Member of the Council of the District of Columbia Ward 8
- In office January 2, 1977 – January 2, 1993
- Preceded by: James Coates
- Succeeded by: Marion Barry

Personal details
- Born: Wilhelmina Jackson September 27, 1916 Portsmouth, Virginia, U.S.
- Died: February 14, 2006 (aged 89) Washington, D.C., U.S.
- Party: Democratic
- Spouse: Calvin Rolark
- Education: Howard University (BA, MA) Terrell Law School (LLB)

= Wilhelmina Rolark =

American politician

Wilhelmina Jackson Rolark (September 12, 1916 – February 14, 2006) was a Democratic politician and activist in Washington, D.C. She was elected to represent Ward 8 on the Council of the District of Columbia in 1976 and served four terms.

Rolark was president of The Washington Informer, a weekly newspaper in Washington, D.C., founded by her husband, Calvin W. Rolark, Sr., in 1964. The paper is now published by her stepdaughter, Denise Rolark Barnes.

==Political career==
In 1974, after the passage of the District of Columbia Home Rule Act created the Council of the District of Columbia, Rolark ran to be the first Ward 8 member. She lost the Democratic primary to James Coates by fewer than 100 votes and later announced that she would run a write-in campaign against him in the November election.
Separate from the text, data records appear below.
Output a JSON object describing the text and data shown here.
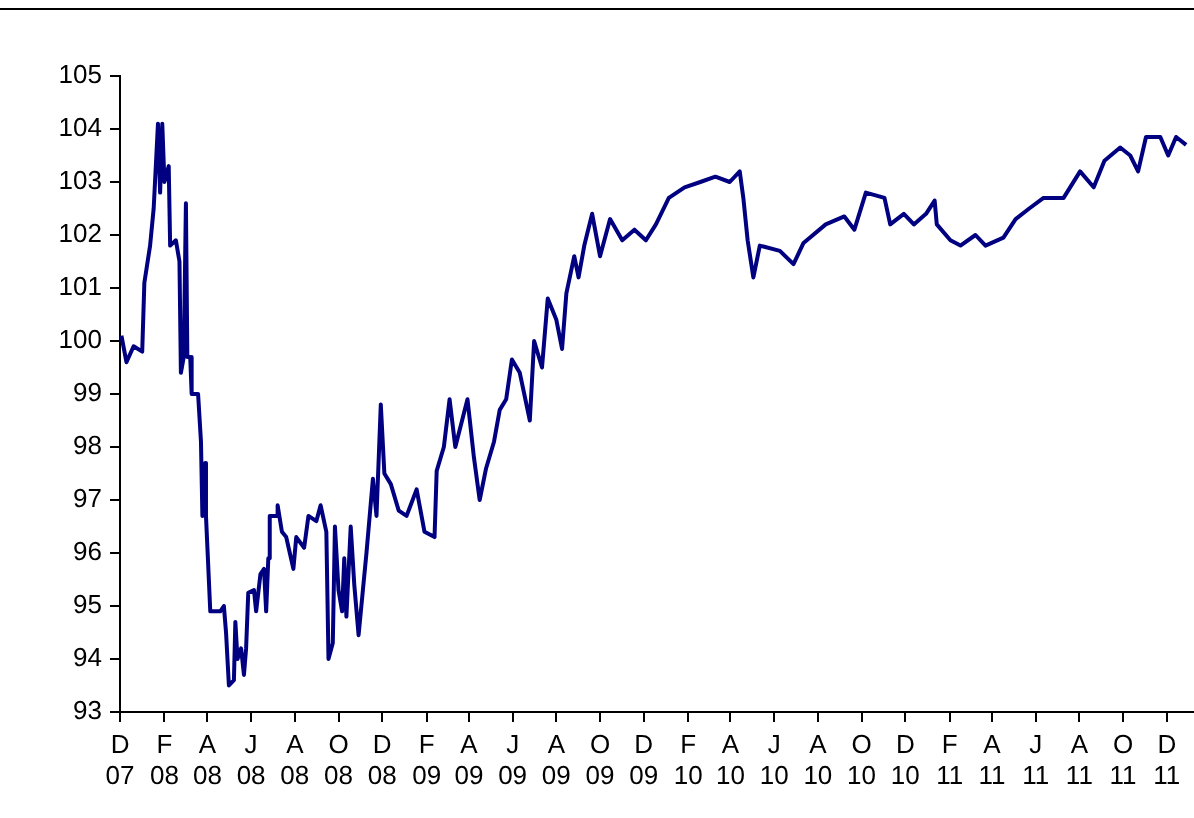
{
  "chart_data": {
    "type": "line",
    "grid": false,
    "legend": false,
    "marker": "none",
    "line_style": "solid",
    "xlim": [
      "2007-12-01",
      "2012-01-08"
    ],
    "ylim": [
      93,
      105
    ],
    "yticks": [
      93,
      94,
      95,
      96,
      97,
      98,
      99,
      100,
      101,
      102,
      103,
      104,
      105
    ],
    "xticks": [
      {
        "value": "2007-12-01",
        "label": "D 07"
      },
      {
        "value": "2008-02-01",
        "label": "F 08"
      },
      {
        "value": "2008-04-01",
        "label": "A 08"
      },
      {
        "value": "2008-06-01",
        "label": "J 08"
      },
      {
        "value": "2008-08-01",
        "label": "A 08"
      },
      {
        "value": "2008-10-01",
        "label": "O 08"
      },
      {
        "value": "2008-12-01",
        "label": "D 08"
      },
      {
        "value": "2009-02-01",
        "label": "F 09"
      },
      {
        "value": "2009-04-01",
        "label": "A 09"
      },
      {
        "value": "2009-06-01",
        "label": "J 09"
      },
      {
        "value": "2009-08-01",
        "label": "A 09"
      },
      {
        "value": "2009-10-01",
        "label": "O 09"
      },
      {
        "value": "2009-12-01",
        "label": "D 09"
      },
      {
        "value": "2010-02-01",
        "label": "F 10"
      },
      {
        "value": "2010-04-01",
        "label": "A 10"
      },
      {
        "value": "2010-06-01",
        "label": "J 10"
      },
      {
        "value": "2010-08-01",
        "label": "A 10"
      },
      {
        "value": "2010-10-01",
        "label": "O 10"
      },
      {
        "value": "2010-12-01",
        "label": "D 10"
      },
      {
        "value": "2011-02-01",
        "label": "F 11"
      },
      {
        "value": "2011-04-01",
        "label": "A 11"
      },
      {
        "value": "2011-06-01",
        "label": "J 11"
      },
      {
        "value": "2011-08-01",
        "label": "A 11"
      },
      {
        "value": "2011-10-01",
        "label": "O 11"
      },
      {
        "value": "2011-12-01",
        "label": "D 11"
      }
    ],
    "series": [
      {
        "color": "#000080",
        "x": [
          "2007-12-03",
          "2007-12-10",
          "2007-12-20",
          "2008-01-01",
          "2008-01-04",
          "2008-01-12",
          "2008-01-17",
          "2008-01-23",
          "2008-01-26",
          "2008-01-29",
          "2008-02-01",
          "2008-02-07",
          "2008-02-09",
          "2008-02-17",
          "2008-02-22",
          "2008-02-24",
          "2008-02-28",
          "2008-03-02",
          "2008-03-04",
          "2008-03-08",
          "2008-03-10",
          "2008-03-19",
          "2008-03-23",
          "2008-03-25",
          "2008-03-29",
          "2008-03-30",
          "2008-04-01",
          "2008-04-05",
          "2008-04-19",
          "2008-04-24",
          "2008-04-27",
          "2008-05-01",
          "2008-05-08",
          "2008-05-10",
          "2008-05-13",
          "2008-05-18",
          "2008-05-22",
          "2008-05-25",
          "2008-05-28",
          "2008-06-05",
          "2008-06-08",
          "2008-06-14",
          "2008-06-19",
          "2008-06-22",
          "2008-06-25",
          "2008-06-27",
          "2008-07-06",
          "2008-07-08",
          "2008-07-14",
          "2008-07-20",
          "2008-07-25",
          "2008-07-30",
          "2008-08-03",
          "2008-08-14",
          "2008-08-20",
          "2008-08-31",
          "2008-09-06",
          "2008-09-14",
          "2008-09-17",
          "2008-09-23",
          "2008-09-26",
          "2008-10-01",
          "2008-10-06",
          "2008-10-09",
          "2008-10-12",
          "2008-10-18",
          "2008-10-23",
          "2008-10-29",
          "2008-11-04",
          "2008-11-09",
          "2008-11-18",
          "2008-11-23",
          "2008-11-29",
          "2008-12-04",
          "2008-12-13",
          "2008-12-24",
          "2009-01-04",
          "2009-01-18",
          "2009-01-29",
          "2009-02-12",
          "2009-02-15",
          "2009-02-25",
          "2009-03-05",
          "2009-03-13",
          "2009-03-30",
          "2009-04-08",
          "2009-04-16",
          "2009-04-25",
          "2009-05-06",
          "2009-05-14",
          "2009-05-23",
          "2009-05-31",
          "2009-06-11",
          "2009-06-25",
          "2009-07-01",
          "2009-07-12",
          "2009-07-20",
          "2009-08-01",
          "2009-08-09",
          "2009-08-15",
          "2009-08-26",
          "2009-09-01",
          "2009-09-09",
          "2009-09-20",
          "2009-10-01",
          "2009-10-15",
          "2009-11-01",
          "2009-11-18",
          "2009-12-04",
          "2009-12-18",
          "2010-01-05",
          "2010-01-27",
          "2010-02-18",
          "2010-03-11",
          "2010-03-31",
          "2010-04-14",
          "2010-04-19",
          "2010-04-25",
          "2010-05-03",
          "2010-05-12",
          "2010-06-09",
          "2010-06-28",
          "2010-07-12",
          "2010-08-12",
          "2010-09-07",
          "2010-09-21",
          "2010-10-07",
          "2010-11-02",
          "2010-11-10",
          "2010-11-29",
          "2010-12-13",
          "2010-12-30",
          "2011-01-11",
          "2011-01-14",
          "2011-02-02",
          "2011-02-16",
          "2011-03-09",
          "2011-03-23",
          "2011-04-17",
          "2011-05-04",
          "2011-05-23",
          "2011-06-12",
          "2011-07-10",
          "2011-08-02",
          "2011-08-21",
          "2011-09-05",
          "2011-09-27",
          "2011-10-11",
          "2011-10-22",
          "2011-11-02",
          "2011-11-22",
          "2011-12-03",
          "2011-12-14",
          "2011-12-28"
        ],
        "values": [
          100.1,
          99.6,
          99.9,
          99.8,
          101.1,
          101.8,
          102.5,
          104.1,
          102.8,
          104.1,
          103.0,
          103.3,
          101.8,
          101.9,
          101.5,
          99.4,
          99.7,
          102.6,
          99.7,
          99.7,
          99.0,
          99.0,
          98.1,
          96.7,
          97.7,
          96.7,
          96.1,
          94.9,
          94.9,
          95.0,
          94.5,
          93.5,
          93.6,
          94.7,
          94.0,
          94.2,
          93.7,
          94.2,
          95.25,
          95.3,
          94.9,
          95.6,
          95.7,
          94.9,
          95.9,
          96.7,
          96.7,
          96.9,
          96.4,
          96.3,
          96.0,
          95.7,
          96.3,
          96.1,
          96.7,
          96.6,
          96.9,
          96.4,
          94.0,
          94.3,
          96.5,
          95.3,
          94.9,
          95.9,
          94.8,
          96.5,
          95.4,
          94.45,
          95.3,
          96.0,
          97.4,
          96.7,
          98.8,
          97.5,
          97.3,
          96.8,
          96.7,
          97.2,
          96.4,
          96.3,
          97.55,
          98.0,
          98.9,
          98.0,
          98.9,
          97.8,
          97.0,
          97.6,
          98.1,
          98.7,
          98.9,
          99.65,
          99.4,
          98.5,
          100.0,
          99.5,
          100.8,
          100.4,
          99.85,
          100.9,
          101.6,
          101.2,
          101.8,
          102.4,
          101.6,
          102.3,
          101.9,
          102.1,
          101.9,
          102.2,
          102.7,
          102.9,
          103.0,
          103.1,
          103.0,
          103.2,
          102.7,
          101.9,
          101.2,
          101.8,
          101.7,
          101.45,
          101.85,
          102.2,
          102.35,
          102.1,
          102.8,
          102.7,
          102.2,
          102.4,
          102.2,
          102.4,
          102.65,
          102.2,
          101.9,
          101.8,
          102.0,
          101.8,
          101.95,
          102.3,
          102.5,
          102.7,
          102.7,
          103.2,
          102.9,
          103.4,
          103.65,
          103.5,
          103.2,
          103.85,
          103.85,
          103.5,
          103.85,
          103.7
        ]
      }
    ]
  }
}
Her campaign was unsuccessful.

Rolark came back in 1976 (the first Ward 8 term after the council's creation was only two years) and defeated Coates in the primary. He in turn launched his own write-in campaign for November, which was also unsuccessful. Rolark became Ward 8 council member on January 2, 1977. She went on to be reelected in 1980, 1984, and 1988.
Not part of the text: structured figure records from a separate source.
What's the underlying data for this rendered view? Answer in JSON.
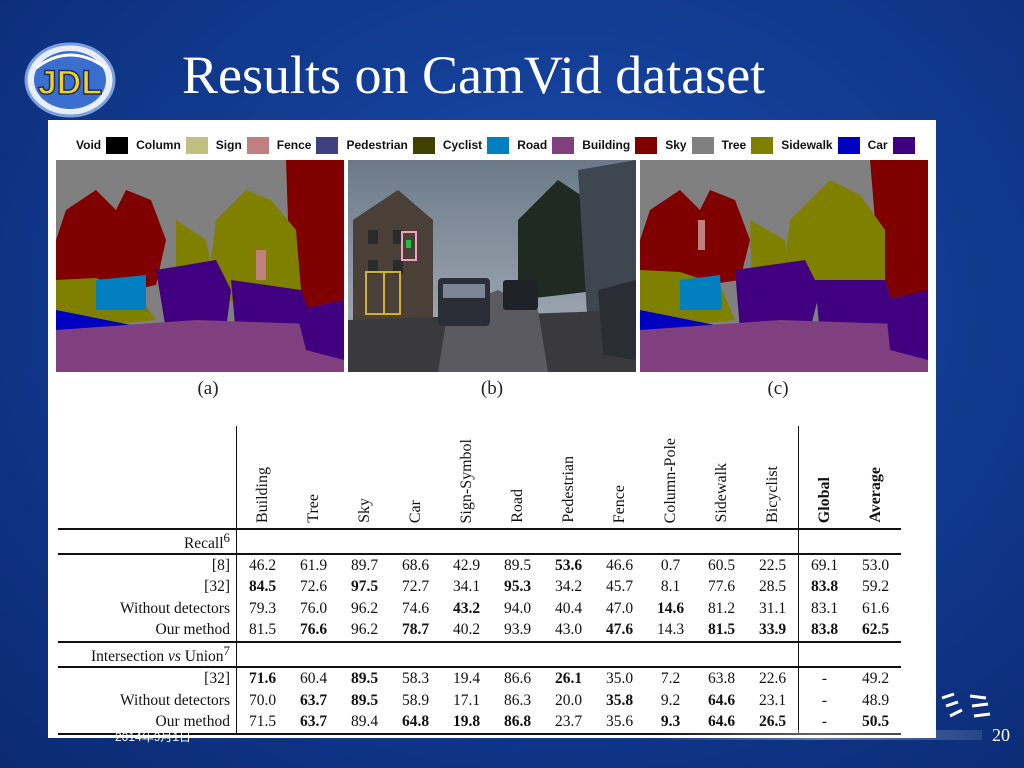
{
  "slide": {
    "title": "Results on CamVid dataset",
    "logo_text": "JDL",
    "date": "2014年9月1日",
    "page_number": "20"
  },
  "legend": [
    {
      "label": "Void",
      "color": "#000000"
    },
    {
      "label": "Column",
      "color": "#c0c080"
    },
    {
      "label": "Sign",
      "color": "#c08080"
    },
    {
      "label": "Fence",
      "color": "#404080"
    },
    {
      "label": "Pedestrian",
      "color": "#404000"
    },
    {
      "label": "Cyclist",
      "color": "#0080c0"
    },
    {
      "label": "Road",
      "color": "#804080"
    },
    {
      "label": "Building",
      "color": "#800000"
    },
    {
      "label": "Sky",
      "color": "#808080"
    },
    {
      "label": "Tree",
      "color": "#808000"
    },
    {
      "label": "Sidewalk",
      "color": "#0000c0"
    },
    {
      "label": "Car",
      "color": "#400080"
    }
  ],
  "panels": [
    {
      "caption": "(a)"
    },
    {
      "caption": "(b)"
    },
    {
      "caption": "(c)"
    }
  ],
  "table": {
    "columns": [
      "Building",
      "Tree",
      "Sky",
      "Car",
      "Sign-Symbol",
      "Road",
      "Pedestrian",
      "Fence",
      "Column-Pole",
      "Sidewalk",
      "Bicyclist",
      "Global",
      "Average"
    ],
    "recall_section": {
      "label": "Recall",
      "sup": "6"
    },
    "recall_rows": [
      {
        "label": "[8]",
        "values": [
          "46.2",
          "61.9",
          "89.7",
          "68.6",
          "42.9",
          "89.5",
          "53.6",
          "46.6",
          "0.7",
          "60.5",
          "22.5",
          "69.1",
          "53.0"
        ],
        "bold": [
          6
        ]
      },
      {
        "label": "[32]",
        "values": [
          "84.5",
          "72.6",
          "97.5",
          "72.7",
          "34.1",
          "95.3",
          "34.2",
          "45.7",
          "8.1",
          "77.6",
          "28.5",
          "83.8",
          "59.2"
        ],
        "bold": [
          0,
          2,
          5,
          11
        ]
      },
      {
        "label": "Without detectors",
        "values": [
          "79.3",
          "76.0",
          "96.2",
          "74.6",
          "43.2",
          "94.0",
          "40.4",
          "47.0",
          "14.6",
          "81.2",
          "31.1",
          "83.1",
          "61.6"
        ],
        "bold": [
          4,
          8
        ]
      },
      {
        "label": "Our method",
        "values": [
          "81.5",
          "76.6",
          "96.2",
          "78.7",
          "40.2",
          "93.9",
          "43.0",
          "47.6",
          "14.3",
          "81.5",
          "33.9",
          "83.8",
          "62.5"
        ],
        "bold": [
          1,
          3,
          7,
          9,
          10,
          11,
          12
        ]
      }
    ],
    "iou_section": {
      "label_pre": "Intersection ",
      "label_em": "vs",
      "label_post": " Union",
      "sup": "7"
    },
    "iou_rows": [
      {
        "label": "[32]",
        "values": [
          "71.6",
          "60.4",
          "89.5",
          "58.3",
          "19.4",
          "86.6",
          "26.1",
          "35.0",
          "7.2",
          "63.8",
          "22.6",
          "-",
          "49.2"
        ],
        "bold": [
          0,
          2,
          6
        ]
      },
      {
        "label": "Without detectors",
        "values": [
          "70.0",
          "63.7",
          "89.5",
          "58.9",
          "17.1",
          "86.3",
          "20.0",
          "35.8",
          "9.2",
          "64.6",
          "23.1",
          "-",
          "48.9"
        ],
        "bold": [
          1,
          2,
          7,
          9
        ]
      },
      {
        "label": "Our method",
        "values": [
          "71.5",
          "63.7",
          "89.4",
          "64.8",
          "19.8",
          "86.8",
          "23.7",
          "35.6",
          "9.3",
          "64.6",
          "26.5",
          "-",
          "50.5"
        ],
        "bold": [
          1,
          3,
          4,
          5,
          8,
          9,
          10,
          12
        ]
      }
    ]
  }
}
While on Council, she played a key role in getting Oxon Run Park built. Planning for the park had started in 1975, but the master plan was prepared through the joint efforts of Rolark, and the District's Department of Recreation and Environmental Services. In the fall of 1983, Councilmember Rolark's office organized a series of neighborhood meetings to give Anacostia residents an opportunity to review a preliminary version of the plan and work eventually began in October of 1984.

In 1992, former mayor Marion Barry, recently released from prison, challenged Rolark in the Democratic primary and won in a 3-to-1 landslide. Rolark's time on the council came to an end on January 2, 1993, after 16 years.